Les fermes, isolées dans leurs cours carrées, derrière
leurs rideaux de grands arbres poudrés de frimas, semblaient
s'endormir sous l'accumulation de cette mousse épaisse et
légère.
Aucun bruit ne traversait plus la campagne immobile. Seuls les corbeaux,
par bandes, décrivaient de longs festons dans le ciel, cherchant
leur vie inutilement, s'abattant tous ensemble sur les champs livides
et piquant la neige de leurs grands becs.
On n'entendait rien que le glissement vague et continu de cette
poussière tombant toujours.
Cela dura huit jours pleins, puis l'avalanche s'arrêta. Là
terre avait sur le dos un manteau épais de cinq pieds.

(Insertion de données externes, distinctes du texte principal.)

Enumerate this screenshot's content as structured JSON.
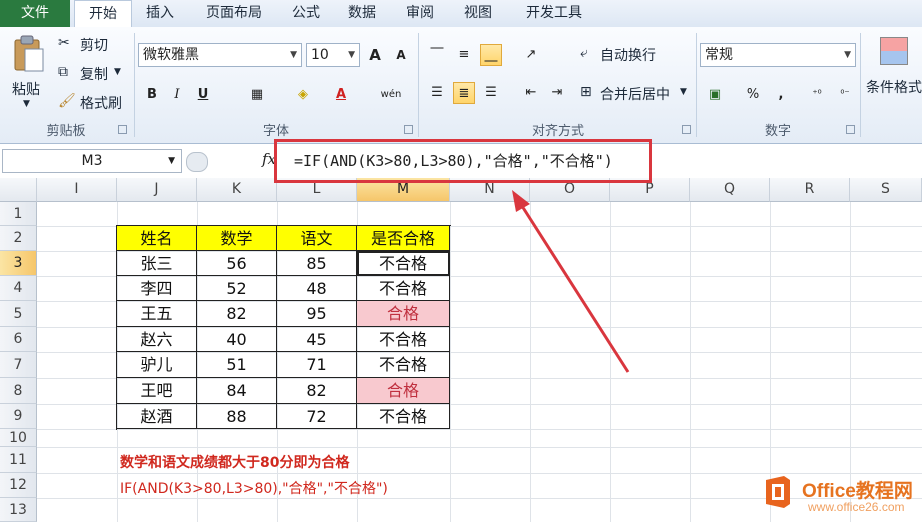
{
  "menu": {
    "tabs": [
      "文件",
      "开始",
      "插入",
      "页面布局",
      "公式",
      "数据",
      "审阅",
      "视图",
      "开发工具"
    ]
  },
  "ribbon": {
    "clipboard": {
      "paste": "粘贴",
      "cut": "剪切",
      "copy": "复制",
      "format_painter": "格式刷",
      "label": "剪贴板"
    },
    "font": {
      "name": "微软雅黑",
      "size": "10",
      "label": "字体",
      "bold": "B",
      "italic": "I",
      "underline": "U",
      "grow": "A",
      "shrink": "A",
      "font_color": "A",
      "phonetic": "wén"
    },
    "alignment": {
      "wrap": "自动换行",
      "merge": "合并后居中",
      "label": "对齐方式"
    },
    "number": {
      "format": "常规",
      "percent": "%",
      "comma": ",",
      "label": "数字"
    },
    "styles": {
      "conditional": "条件格式"
    }
  },
  "formula_bar": {
    "name_box": "M3",
    "fx": "fx",
    "formula": "=IF(AND(K3>80,L3>80),\"合格\",\"不合格\")"
  },
  "columns": [
    "I",
    "J",
    "K",
    "L",
    "M",
    "N",
    "O",
    "P",
    "Q",
    "R",
    "S"
  ],
  "rows": [
    "1",
    "2",
    "3",
    "4",
    "5",
    "6",
    "7",
    "8",
    "9",
    "10",
    "11",
    "12",
    "13"
  ],
  "table": {
    "headers": [
      "姓名",
      "数学",
      "语文",
      "是否合格"
    ],
    "rows": [
      [
        "张三",
        "56",
        "85",
        "不合格"
      ],
      [
        "李四",
        "52",
        "48",
        "不合格"
      ],
      [
        "王五",
        "82",
        "95",
        "合格"
      ],
      [
        "赵六",
        "40",
        "45",
        "不合格"
      ],
      [
        "驴儿",
        "51",
        "71",
        "不合格"
      ],
      [
        "王吧",
        "84",
        "82",
        "合格"
      ],
      [
        "赵酒",
        "88",
        "72",
        "不合格"
      ]
    ]
  },
  "notes": {
    "line1": "数学和语文成绩都大于80分即为合格",
    "line2": "IF(AND(K3>80,L3>80),\"合格\",\"不合格\")"
  },
  "watermark": {
    "title": "Office教程网",
    "url": "www.office26.com"
  },
  "colors": {
    "highlight": "#ffff00",
    "pass_fill": "#f8c9cf",
    "annotation": "#d9363e",
    "file_tab": "#2a7a3f"
  }
}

Et, pendant trois semaines ensuite, un ciel clair, comme un cristal
bleu le jour, et, la nuit, tout semé d'étoiles qu'on
aurait crues de givre, tant le vaste espace était rigoureux,
s'étendit sur la nappe unie, dure et luisante des neiges.
La plaine, les haies, les ormes des clôtures, tout semblait
mort, tué par le froid. Ni hommes ni bêtes ne sortaient
plus : seules les cheminées des chaumières en chemise
blanche révélaient la vie cachée, par les minces
filets de fumée qui montaient droit dans l'air glacial.
De temps en temps on entendait craquer les arbres, comme si leurs
membres de bois se fussent brisés sous l'écorce ;
et, parfois, une grosse branche se détachait et tombait,
l'invincible gelée pétrifiant la sève et cassant
les fibres.
Les habitations semées çà et
là par les champs semblaient éloignées de cent
lieues les unes des autres. On vivait comme on pouvait. Seul, j'essayais
d'aller voir mes clients les plus proches, m'exposant sans cesse
à rester enseveli dans quelque creux.
Je m'aperçus bientôt qu'une terreur mystérieuse
planait sur le pays. Un tel fléau, pensait-on, n'était
point naturel. On prétendit qu'on entendait des voix la nuit,
des sifflements aigus, des cris qui passaient.
Ces cris et ces sifflements venaient sans aucun doute des oiseaux
émigrants qui voyagent au crépuscule, et qui fuyaient
en masse vers le sud. Mais allez donc faire entendre raison à
des gens affolés. Une épouvante envahissait les esprits
et on s'attendait à un événement extraordinaire.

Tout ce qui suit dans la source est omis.